The pilot program has seen tremendous uptake so far and the community response has been “extremely positive,” he said.

About 150 of the 200 kits have been sent across the province.

Hopes for a ‘two-spirit resurgence’

With Pride celebrations this weekend in B.C., Dame said he hopes the project and the group’s work will increase the visibility of two-spirit people in the larger 2SLGBT+ community.

“There’s been a long legacy of two-spirit people being brought in last or attached at the end of an acronym. Even though we’ve been here the longest,” he said.

“Hoping that, in this Pride season, we are seeing a huge two-spirit resurgence, which is so powerful. And I hope to see that to continue through projects like this.”

While there is no specific category for two-spirit people under Canada’s census, the figures for 2021 showed more than 18,000 people in B.C. identified as transgender or non-binary.

The participants in the project are protected under research confidentiality, but the project also employed “trusted messengers” from Indigenous communities to deliver resources to two-spirit people.

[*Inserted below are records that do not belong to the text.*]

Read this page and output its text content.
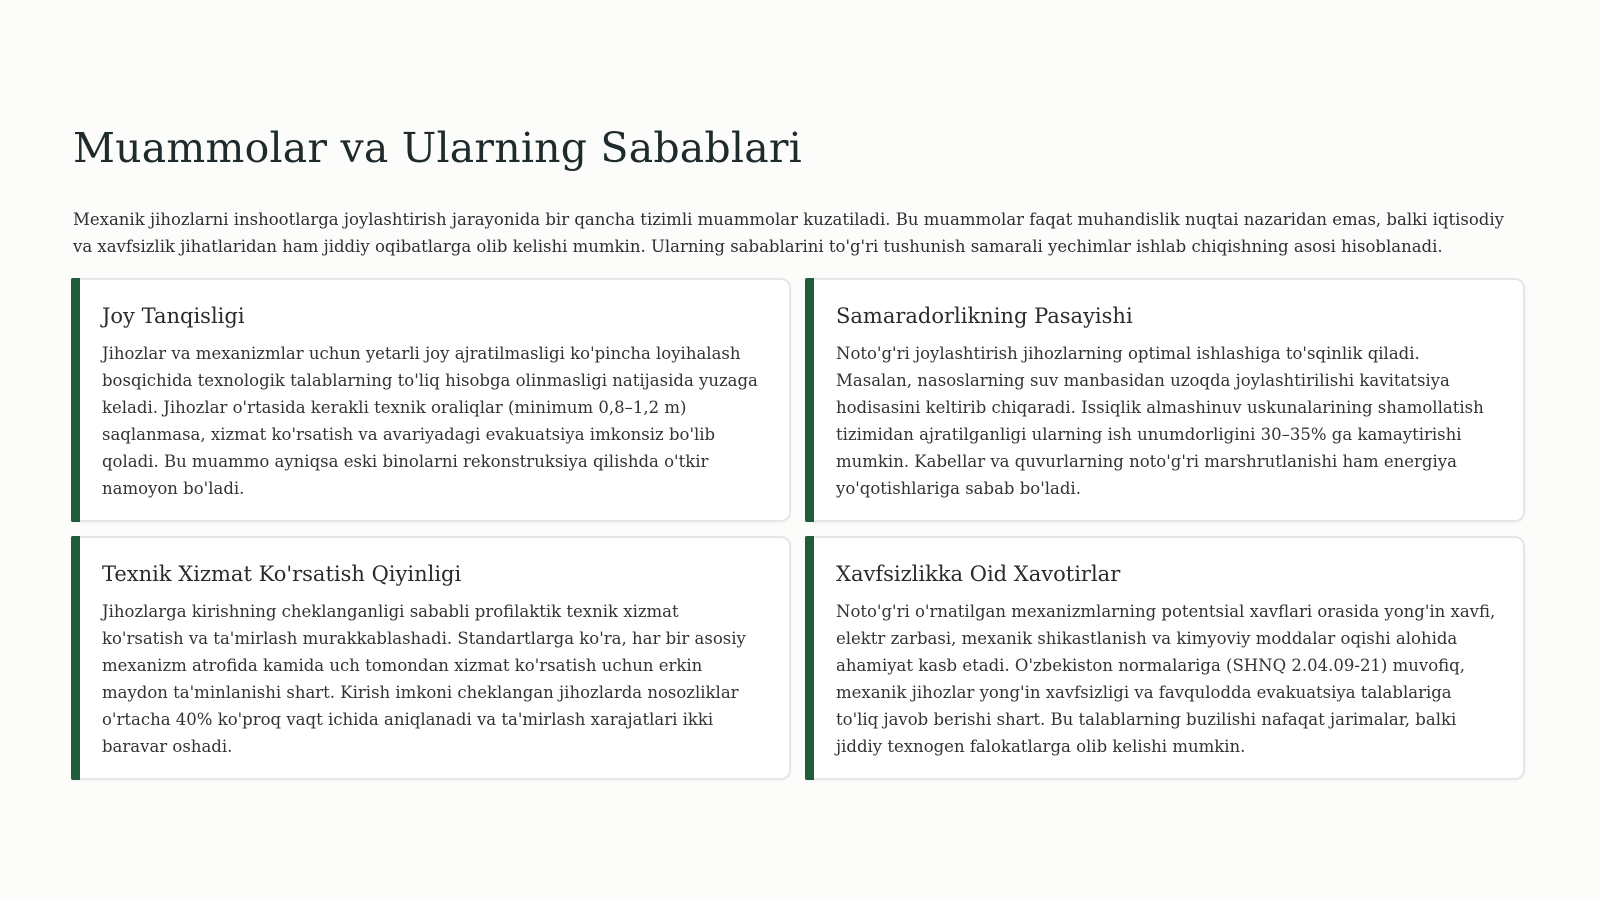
Muammolar va Ularning Sabablari

Mexanik jihozlarni inshootlarga joylashtirish jarayonida bir qancha tizimli muammolar kuzatiladi. Bu muammolar faqat muhandislik nuqtai nazaridan emas, balki iqtisodiy va xavfsizlik jihatlaridan ham jiddiy oqibatlarga olib kelishi mumkin. Ularning sabablarini to'g'ri tushunish samarali yechimlar ishlab chiqishning asosi hisoblanadi.

Joy Tanqisligi

Jihozlar va mexanizmlar uchun yetarli joy ajratilmasligi ko'pincha loyihalash bosqichida texnologik talablarning to'liq hisobga olinmasligi natijasida yuzaga keladi. Jihozlar o'rtasida kerakli texnik oraliqlar (minimum 0,8–1,2 m) saqlanmasa, xizmat ko'rsatish va avariyadagi evakuatsiya imkonsiz bo'lib qoladi. Bu muammo ayniqsa eski binolarni rekonstruksiya qilishda o'tkir namoyon bo'ladi.

Samaradorlikning Pasayishi

Noto'g'ri joylashtirish jihozlarning optimal ishlashiga to'sqinlik qiladi. Masalan, nasoslarning suv manbasidan uzoqda joylashtirilishi kavitatsiya hodisasini keltirib chiqaradi. Issiqlik almashinuv uskunalarining shamollatish tizimidan ajratilganligi ularning ish unumdorligini 30–35% ga kamaytirishi mumkin. Kabellar va quvurlarning noto'g'ri marshrutlanishi ham energiya yo'qotishlariga sabab bo'ladi.

Texnik Xizmat Ko'rsatish Qiyinligi

Jihozlarga kirishning cheklanganligi sababli profilaktik texnik xizmat ko'rsatish va ta'mirlash murakkablashadi. Standartlarga ko'ra, har bir asosiy mexanizm atrofida kamida uch tomondan xizmat ko'rsatish uchun erkin maydon ta'minlanishi shart. Kirish imkoni cheklangan jihozlarda nosozliklar o'rtacha 40% ko'proq vaqt ichida aniqlanadi va ta'mirlash xarajatlari ikki baravar oshadi.

Xavfsizlikka Oid Xavotirlar

Noto'g'ri o'rnatilgan mexanizmlarning potentsial xavflari orasida yong'in xavfi, elektr zarbasi, mexanik shikastlanish va kimyoviy moddalar oqishi alohida ahamiyat kasb etadi. O'zbekiston normalariga (SHNQ 2.04.09-21) muvofiq, mexanik jihozlar yong'in xavfsizligi va favqulodda evakuatsiya talablariga to'liq javob berishi shart. Bu talablarning buzilishi nafaqat jarimalar, balki jiddiy texnogen falokatlarga olib kelishi mumkin.
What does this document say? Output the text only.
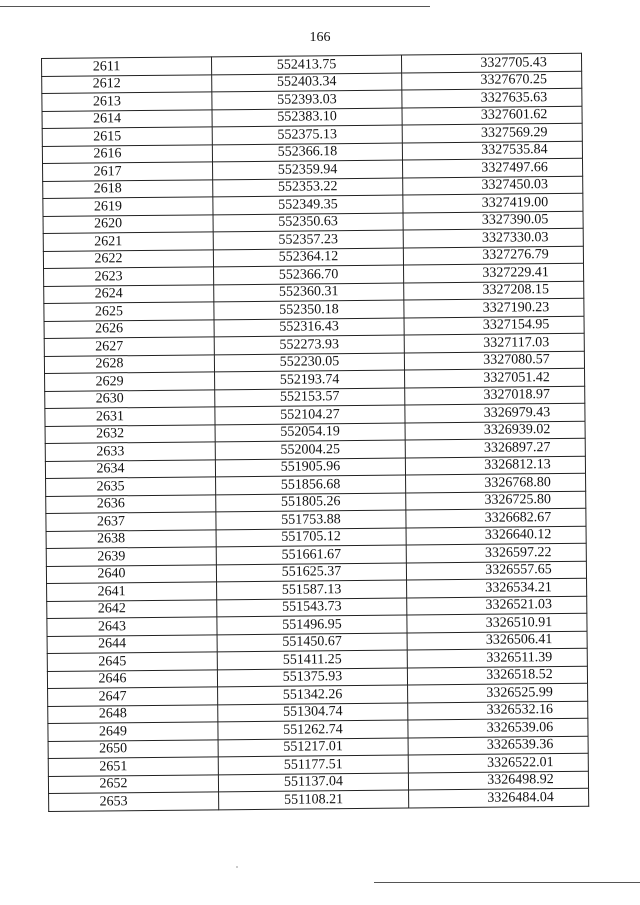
166
2611	552413.75	3327705.43
2612	552403.34	3327670.25
2613	552393.03	3327635.63
2614	552383.10	3327601.62
2615	552375.13	3327569.29
2616	552366.18	3327535.84
2617	552359.94	3327497.66
2618	552353.22	3327450.03
2619	552349.35	3327419.00
2620	552350.63	3327390.05
2621	552357.23	3327330.03
2622	552364.12	3327276.79
2623	552366.70	3327229.41
2624	552360.31	3327208.15
2625	552350.18	3327190.23
2626	552316.43	3327154.95
2627	552273.93	3327117.03
2628	552230.05	3327080.57
2629	552193.74	3327051.42
2630	552153.57	3327018.97
2631	552104.27	3326979.43
2632	552054.19	3326939.02
2633	552004.25	3326897.27
2634	551905.96	3326812.13
2635	551856.68	3326768.80
2636	551805.26	3326725.80
2637	551753.88	3326682.67
2638	551705.12	3326640.12
2639	551661.67	3326597.22
2640	551625.37	3326557.65
2641	551587.13	3326534.21
2642	551543.73	3326521.03
2643	551496.95	3326510.91
2644	551450.67	3326506.41
2645	551411.25	3326511.39
2646	551375.93	3326518.52
2647	551342.26	3326525.99
2648	551304.74	3326532.16
2649	551262.74	3326539.06
2650	551217.01	3326539.36
2651	551177.51	3326522.01
2652	551137.04	3326498.92
2653	551108.21	3326484.04
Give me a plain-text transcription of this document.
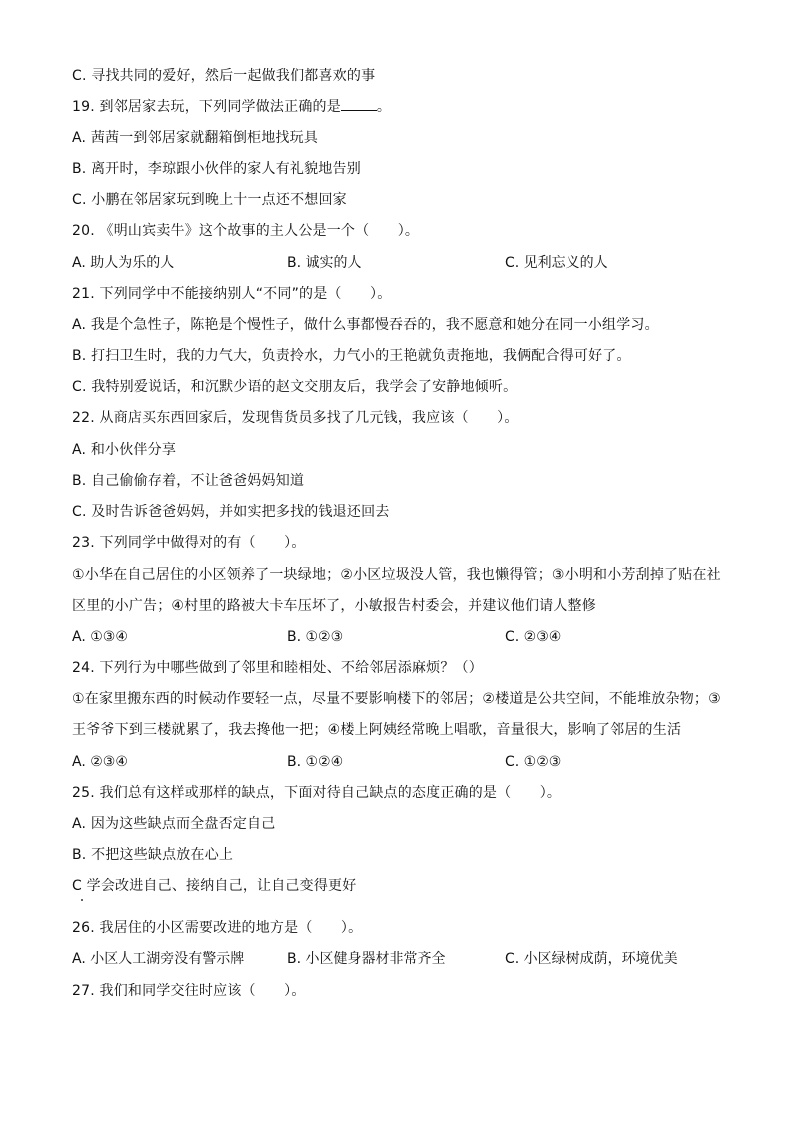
C. 寻找共同的爱好，然后一起做我们都喜欢的事
19. 到邻居家去玩，下列同学做法正确的是	。
A. 茜茜一到邻居家就翻箱倒柜地找玩具
B. 离开时，李琼跟小伙伴的家人有礼貌地告别
C. 小鹏在邻居家玩到晚上十一点还不想回家
20. 《明山宾卖牛》这个故事的主人公是一个（　　）。
A. 助人为乐的人	B. 诚实的人	C. 见利忘义的人
21. 下列同学中不能接纳别人“不同”的是（　　）。
A. 我是个急性子，陈艳是个慢性子，做什么事都慢吞吞的，我不愿意和她分在同一小组学习。
B. 打扫卫生时，我的力气大，负责拎水，力气小的王艳就负责拖地，我俩配合得可好了。
C. 我特别爱说话，和沉默少语的赵文交朋友后，我学会了安静地倾听。
22. 从商店买东西回家后，发现售货员多找了几元钱，我应该（　　）。
A. 和小伙伴分享
B. 自己偷偷存着，不让爸爸妈妈知道
C. 及时告诉爸爸妈妈，并如实把多找的钱退还回去
23. 下列同学中做得对的有（　　）。
①小华在自己居住的小区领养了一块绿地；②小区垃圾没人管，我也懒得管；③小明和小芳刮掉了贴在社
区里的小广告；④村里的路被大卡车压坏了，小敏报告村委会，并建议他们请人整修
A. ①③④	B. ①②③	C. ②③④
24. 下列行为中哪些做到了邻里和睦相处、不给邻居添麻烦？（）
①在家里搬东西的时候动作要轻一点，尽量不要影响楼下的邻居；②楼道是公共空间，不能堆放杂物；③
王爷爷下到三楼就累了，我去搀他一把；④楼上阿姨经常晚上唱歌，音量很大，影响了邻居的生活
A. ②③④	B. ①②④	C. ①②③
25. 我们总有这样或那样的缺点，下面对待自己缺点的态度正确的是（　　）。
A. 因为这些缺点而全盘否定自己
B. 不把这些缺点放在心上
C 学会改进自己、接纳自己，让自己变得更好
26. 我居住的小区需要改进的地方是（　　）。
A. 小区人工湖旁没有警示牌	B. 小区健身器材非常齐全	C. 小区绿树成荫，环境优美
27. 我们和同学交往时应该（　　）。
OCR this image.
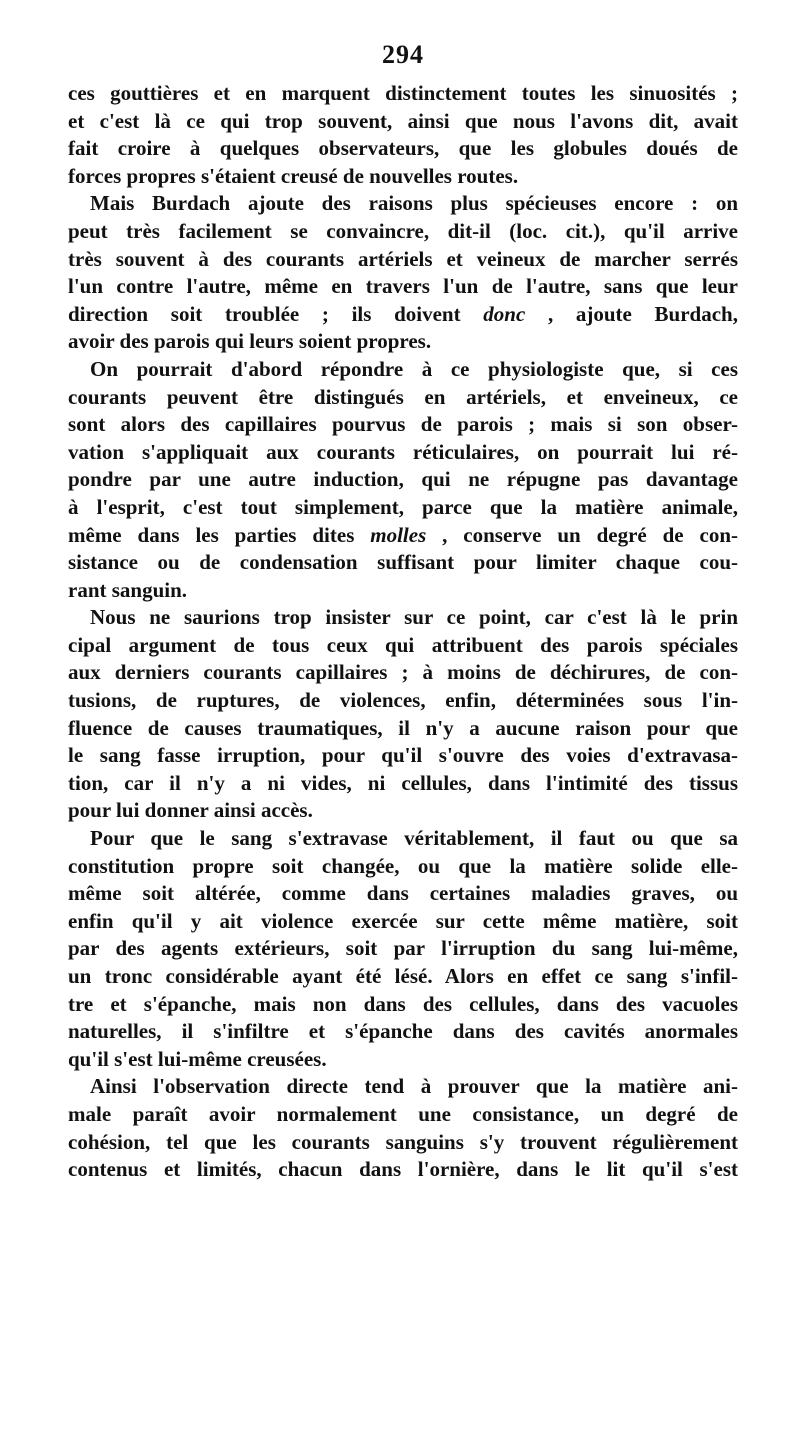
294
ces gouttières et en marquent distinctement toutes les sinuosités ;
et c'est là ce qui trop souvent, ainsi que nous l'avons dit, avait
fait croire à quelques observateurs, que les globules doués de
forces propres s'étaient creusé de nouvelles routes.
Mais Burdach ajoute des raisons plus spécieuses encore : on
peut très facilement se convaincre, dit-il (loc. cit.), qu'il arrive
très souvent à des courants artériels et veineux de marcher serrés
l'un contre l'autre, même en travers l'un de l'autre, sans que leur
direction soit troublée ; ils doivent donc , ajoute Burdach,
avoir des parois qui leurs soient propres.
On pourrait d'abord répondre à ce physiologiste que, si ces
courants peuvent être distingués en artériels, et enveineux, ce
sont alors des capillaires pourvus de parois ; mais si son obser-
vation s'appliquait aux courants réticulaires, on pourrait lui ré-
pondre par une autre induction, qui ne répugne pas davantage
à l'esprit, c'est tout simplement, parce que la matière animale,
même dans les parties dites molles , conserve un degré de con-
sistance ou de condensation suffisant pour limiter chaque cou-
rant sanguin.
Nous ne saurions trop insister sur ce point, car c'est là le prin
cipal argument de tous ceux qui attribuent des parois spéciales
aux derniers courants capillaires ; à moins de déchirures, de con-
tusions, de ruptures, de violences, enfin, déterminées sous l'in-
fluence de causes traumatiques, il n'y a aucune raison pour que
le sang fasse irruption, pour qu'il s'ouvre des voies d'extravasa-
tion, car il n'y a ni vides, ni cellules, dans l'intimité des tissus
pour lui donner ainsi accès.
Pour que le sang s'extravase véritablement, il faut ou que sa
constitution propre soit changée, ou que la matière solide elle-
même soit altérée, comme dans certaines maladies graves, ou
enfin qu'il y ait violence exercée sur cette même matière, soit
par des agents extérieurs, soit par l'irruption du sang lui-même,
un tronc considérable ayant été lésé. Alors en effet ce sang s'infil-
tre et s'épanche, mais non dans des cellules, dans des vacuoles
naturelles, il s'infiltre et s'épanche dans des cavités anormales
qu'il s'est lui-même creusées.
Ainsi l'observation directe tend à prouver que la matière ani-
male paraît avoir normalement une consistance, un degré de
cohésion, tel que les courants sanguins s'y trouvent régulièrement
contenus et limités, chacun dans l'ornière, dans le lit qu'il s'est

“To know that I am responsible for a medicine bundle, that will support my Indigenous family members far and wide, helps me connect to my true essence as an Indigenous person,” read a statement from Ryan O’Toole, one of the messengers from the Gitxaala Nation in northern B.C.

Dame said he hoped the medicine bundle project would be adopted by other sexual health providers across the country, even as the pilot project winds down.

“It shouldn’t just be replicated,” he said. “Our hope is that other folks will work with us or will adapt the model to their community’s needs.”